2022 has been the most volatile year on record for fuel prices, according to the UK’s competition watchdog.
The Competition and Markets Authority (CMA) said that the war in Ukraine and weakness of the pound had made it a “terrible year” for drivers, particularly those who own diesel vehicles. It also said that it had found evidence of “rocket and feather” pricing and that it would be investigation the growing profit margins being enjoyed by some retailers.
The CMA was tasked with investigating UK fuel prices after concerns emerged that March’s 5p cut in fuel duty was not being passed on to motorists. Now in its “emerging analysis” it has concluded that prices have been more volatile than at any other time on record - rising by 50 per litre between January and June before falling back by 31p for petrol and 14p per diesel.

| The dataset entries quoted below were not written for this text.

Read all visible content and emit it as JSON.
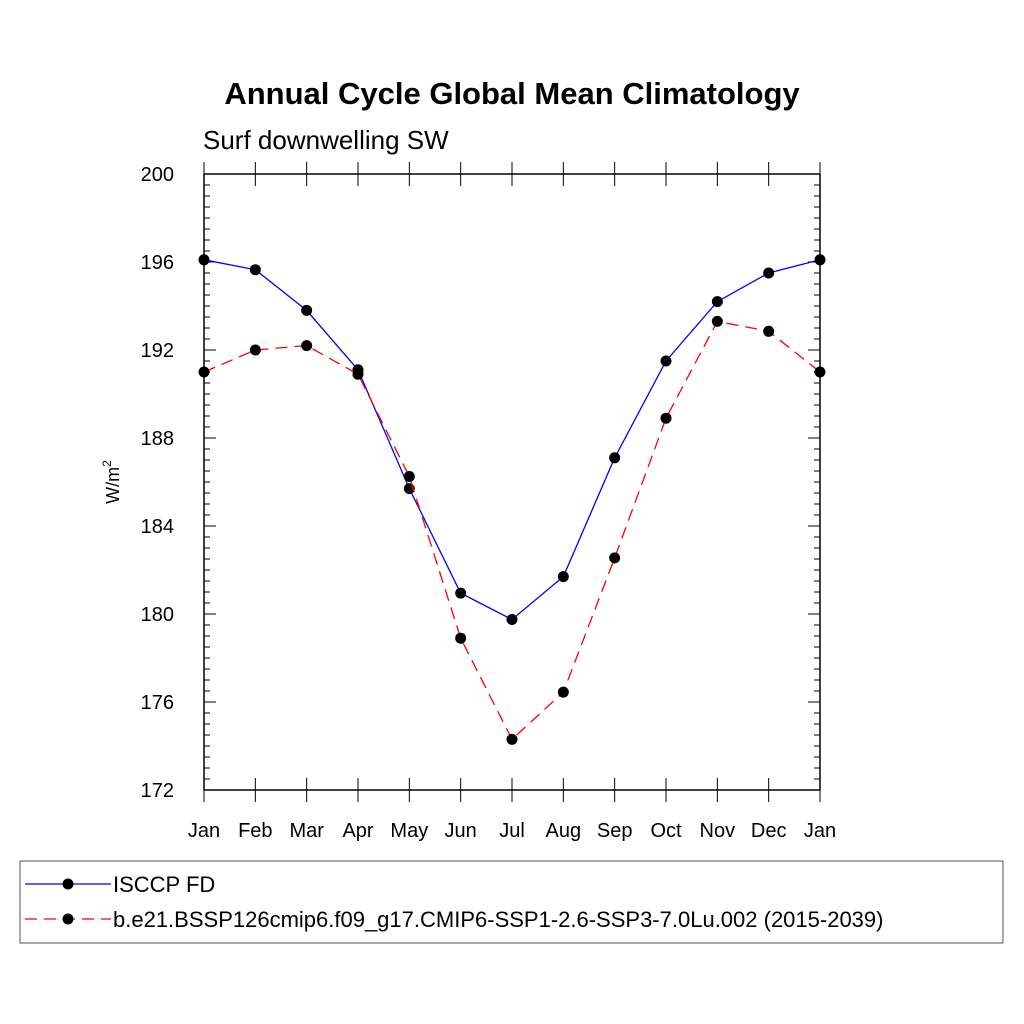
{
  "chart_data": {
    "type": "line",
    "title": "Annual Cycle Global Mean Climatology",
    "subtitle": "Surf downwelling SW",
    "ylabel": "W/m",
    "ylabel_sup": "2",
    "xlabel": "",
    "categories": [
      "Jan",
      "Feb",
      "Mar",
      "Apr",
      "May",
      "Jun",
      "Jul",
      "Aug",
      "Sep",
      "Oct",
      "Nov",
      "Dec",
      "Jan"
    ],
    "ylim": [
      172,
      200
    ],
    "yticks": [
      172,
      176,
      180,
      184,
      188,
      192,
      196,
      200
    ],
    "grid": false,
    "legend_position": "bottom",
    "series": [
      {
        "name": "ISCCP FD",
        "color": "#0000ff",
        "line_style": "solid",
        "marker": "filled-circle",
        "values": [
          196.1,
          195.65,
          193.8,
          191.1,
          185.7,
          180.95,
          179.75,
          181.7,
          187.1,
          191.5,
          194.2,
          195.5,
          196.1
        ]
      },
      {
        "name": "b.e21.BSSP126cmip6.f09_g17.CMIP6-SSP1-2.6-SSP3-7.0Lu.002 (2015-2039)",
        "color": "#ff0000",
        "line_style": "dashed",
        "marker": "filled-circle",
        "values": [
          191.0,
          192.0,
          192.2,
          190.9,
          186.25,
          178.9,
          174.3,
          176.45,
          182.55,
          188.9,
          193.3,
          192.85,
          191.0
        ]
      }
    ]
  }
}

It also found that the gap in cost between petrol and diesel was at its widest point, with unleaded 24p per litre cheaper on average. It said western Europe’s dependence on imported diesel from Russia but not petrol was largely to blame for the huge gap.
Sarah Cardell, interim chief executive at the CMA, said: “It has been a terrible year for drivers, with filling up a vehicle now a moment of dread for many. The disruption of imports from Russia means that diesel drivers, in particular, are paying a substantial premium because of the invasion of Ukraine. A weaker pound is contributing to higher prices across the board, too.
“There are no easy answers to this. The question for the CMA is whether a lack of effective competition within the UK is making things worse. Although it is only a small proportion of the overall price, the increase in margins for many fuel retailers over the last few years is something we need to investigate further.”
The CMA also found evidence of ‘rocket and feather’ pricing over the last year, whereby prices rise like rockets and fall like feathers, which had particularly happened with diesel. The CMA said it would “investigate this further” but said it had found “no evidence” of this pricing approach before 2022.
The RAC’s fuel spokesman Simon Williams disagreed, saying he believed there was clear evidence of the practice in 2018, 2019 and 2021. He added: “Volatility has unquestionably been an issue in fuel pricing since Russia invaded Ukraine but when wholesale prices trend down for weeks at a time drivers should see pump prices do the same at a similar rate – unfortunately our data shows that this is not often the case. What’s happening now – as it was last December – is a massive downward shift in the price of wholesale fuel with a slow dropping of forecourt prices. Consequently, drivers are set for a more expensive time on the roads this Christmas than it should be.
“The wholesale price of petrol has fallen from 130p a litre at the beginning of October to 109p yesterday – a drop of 21p. Meanwhile, the average price of unleaded at the end of October peaked at 166.88p, but has to date only fallen 8p to 158.91p. Even accounting for the accepted lag for cheaper wholesale prices to filter through to forecourts, this is too slow, particularly as the biggest retailers buy new stock so often. “The situation with diesel is even worse as it has plummeted by 33p over the same period but the average retail price has only come down by 8.4p from 191.12p to 182.71p yesterday.”